Best 4 Municipal Bond Mutual Funds for Solid Returns

As mentioned above, investment in municipal bond mutual funds will be a prudent choice because of their positive return streak and consistent net inflows. Moreover, returns from municipal bond mutual funds are tax exempted, while such funds have “the ability to act as high-quality, low-volatility portfolio diversifiers,” the BlackRock report noted (read: What is a Municipal Bond Fund?).

We have chosen four such mutual funds that possess a Zacks Mutual Fund Rank #1 (Strong Buy) or #2 (Buy), have positive 3-year and 5-year annualized returns, minimum initial investments within $5000 and carry low expense ratios.

AB High Income Municipal A (ABTHX - Free Report) invests a major portion of its net assets in municipal securities that pay interest exempt from federal income tax.
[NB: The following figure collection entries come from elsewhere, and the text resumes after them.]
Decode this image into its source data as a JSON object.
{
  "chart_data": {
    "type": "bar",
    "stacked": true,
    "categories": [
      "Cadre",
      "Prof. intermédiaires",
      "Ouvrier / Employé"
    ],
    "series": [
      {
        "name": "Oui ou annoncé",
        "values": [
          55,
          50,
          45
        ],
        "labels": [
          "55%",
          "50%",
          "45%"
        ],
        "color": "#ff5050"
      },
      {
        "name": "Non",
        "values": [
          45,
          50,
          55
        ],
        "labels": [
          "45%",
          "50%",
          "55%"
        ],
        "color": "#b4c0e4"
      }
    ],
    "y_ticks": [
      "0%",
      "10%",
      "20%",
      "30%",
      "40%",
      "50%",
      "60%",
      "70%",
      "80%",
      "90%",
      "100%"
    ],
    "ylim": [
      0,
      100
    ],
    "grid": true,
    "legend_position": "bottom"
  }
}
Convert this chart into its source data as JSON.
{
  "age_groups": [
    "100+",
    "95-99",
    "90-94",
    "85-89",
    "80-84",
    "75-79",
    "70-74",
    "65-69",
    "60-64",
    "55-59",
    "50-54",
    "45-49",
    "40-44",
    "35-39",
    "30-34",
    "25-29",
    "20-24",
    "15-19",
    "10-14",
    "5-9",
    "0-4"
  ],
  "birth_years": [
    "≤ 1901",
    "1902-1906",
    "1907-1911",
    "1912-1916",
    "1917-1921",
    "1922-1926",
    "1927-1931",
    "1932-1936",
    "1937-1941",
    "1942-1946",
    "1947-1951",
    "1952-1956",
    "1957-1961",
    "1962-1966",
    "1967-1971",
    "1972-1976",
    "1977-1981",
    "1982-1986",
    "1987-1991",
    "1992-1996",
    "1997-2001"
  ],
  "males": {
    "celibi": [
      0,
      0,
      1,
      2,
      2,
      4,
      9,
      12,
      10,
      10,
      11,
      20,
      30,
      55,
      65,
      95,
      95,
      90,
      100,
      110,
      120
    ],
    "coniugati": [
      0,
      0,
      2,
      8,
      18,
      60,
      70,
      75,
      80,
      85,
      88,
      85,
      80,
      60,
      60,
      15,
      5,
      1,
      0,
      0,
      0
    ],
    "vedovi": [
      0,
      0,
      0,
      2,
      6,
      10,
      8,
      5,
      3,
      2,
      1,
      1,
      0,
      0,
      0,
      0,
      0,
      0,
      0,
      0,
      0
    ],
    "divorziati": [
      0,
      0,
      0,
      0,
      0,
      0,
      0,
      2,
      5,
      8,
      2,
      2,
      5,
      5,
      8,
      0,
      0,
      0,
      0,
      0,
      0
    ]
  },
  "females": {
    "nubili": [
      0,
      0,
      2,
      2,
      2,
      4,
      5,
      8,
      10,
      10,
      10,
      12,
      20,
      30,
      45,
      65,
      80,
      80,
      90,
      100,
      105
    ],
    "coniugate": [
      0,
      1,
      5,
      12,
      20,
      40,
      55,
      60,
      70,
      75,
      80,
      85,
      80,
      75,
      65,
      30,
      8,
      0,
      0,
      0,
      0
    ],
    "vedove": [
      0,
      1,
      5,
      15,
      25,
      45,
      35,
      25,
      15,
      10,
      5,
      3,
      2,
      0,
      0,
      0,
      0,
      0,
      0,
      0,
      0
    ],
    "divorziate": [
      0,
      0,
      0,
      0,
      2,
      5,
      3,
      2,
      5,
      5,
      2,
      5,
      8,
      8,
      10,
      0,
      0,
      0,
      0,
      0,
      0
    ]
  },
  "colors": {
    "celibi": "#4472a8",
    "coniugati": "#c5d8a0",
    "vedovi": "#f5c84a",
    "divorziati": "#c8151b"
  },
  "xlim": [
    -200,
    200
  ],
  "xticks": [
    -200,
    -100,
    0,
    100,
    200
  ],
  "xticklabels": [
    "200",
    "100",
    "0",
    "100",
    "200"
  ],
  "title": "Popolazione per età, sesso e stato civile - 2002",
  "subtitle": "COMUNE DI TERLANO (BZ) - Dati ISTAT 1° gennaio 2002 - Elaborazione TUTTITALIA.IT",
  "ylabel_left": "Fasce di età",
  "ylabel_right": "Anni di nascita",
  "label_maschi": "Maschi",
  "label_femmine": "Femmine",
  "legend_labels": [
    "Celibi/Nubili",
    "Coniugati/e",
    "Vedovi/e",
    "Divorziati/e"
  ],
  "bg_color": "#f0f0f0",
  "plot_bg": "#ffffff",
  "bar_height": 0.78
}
ABTHX’s 3-year and 5-year annualized returns are 9.6% and 8.1%, respectively. ABTHX carries a Zacks Mutual Fund Rank #2. Annual expense ratio of 0.86% is lower than the category average of 0.94%.

Invesco High Yield Muni A (ACTHX - Free Report) invests the majority of its net assets in municipal securities at the time of investment.  ACTHX’s 3-year and 5-year annualized returns are 9.9% and 8.2%, respectively. ACTHX carries a Zacks Mutual Fund Rank #1. Annual expense ratio of 0.86% is lower than the category average of 0.94%.

American Century High-Yield Muni A (AYMAX - Free Report) invests a large portion of the fund's net assets in municipal securities with interest payments exempt from federal income tax. AYMAX’s 3-year and 5-year annualized returns are 7.6% and 6.7%, respectively. AYMAX carries a Zacks Mutual Fund Rank #1. Annual expense ratio of 0.85% is lower than the category average of 0.94%.

Fidelity Advisor California Muni Inc A (FCMAX - Free Report) invests the majority of its assets in investment-grade municipal securities whose interest is exempt from federal and California personal income taxes. FCMAX’s 3-year and 5-year annualized returns are 6.4% and 5.3%, respectively. FCMAX carries a Zacks Mutual Fund Rank #1. Annual expense ratio of 0.8% is lower than the category average of 0.89%.